Step 2: Detailed Explanation:
L.H.S. \(= \frac{\tan \theta}{1 - \cot \theta} + \frac{\cot \theta}{1 - \tan \theta}\)
Substitute \(\cot \theta = \frac{1}{\tan \theta}\):
\[ = \frac{\tan \theta}{1 - \frac{1}{\tan \theta}} + \frac{\frac{1}{\tan \theta}}{1 - \tan \theta} \]
\[ = \frac{\tan \theta}{\frac{\tan \theta - 1}{\tan \theta}} + \frac{1}{\tan \theta (1 - \tan \theta)} \]

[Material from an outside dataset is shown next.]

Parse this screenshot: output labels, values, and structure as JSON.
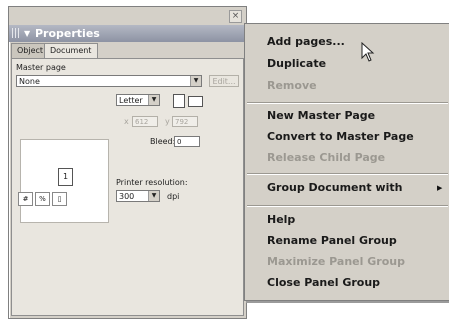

\[ = \frac{\tan^{2} \theta}{\tan \theta - 1} - \frac{1}{\tan \theta (\tan \theta - 1)} \]
Take L.C.M. \(\tan \theta (\tan \theta - 1)\):
\[ = \frac{\tan^{3} \theta - 1}{\tan \theta (\tan \theta - 1)} \]
Using identity \(a^{3} - b^{3} = (a - b)(a^{2} + ab + b^{2})\):
\[ = \frac{(\tan \theta - 1)(\tan^{2} \theta + \tan \theta + 1)}{\tan \theta (\tan \theta - 1)} \]
\[ = \frac{\tan^{2} \theta + \tan \theta + 1}{\tan \theta} \]
Divide each term in the numerator by \(\tan \theta\):
\[ = \frac{\tan^{2} \theta}{\tan \theta} + \frac{\tan \theta}{\tan \theta} + \frac{1}{\tan \theta} \]
\[ = \tan \theta + 1 + \cot \theta \]
L.H.S. \(=\) R.H.S. Hence Proved.
Step 3: Final Answer:
The trigonometric identity is proved.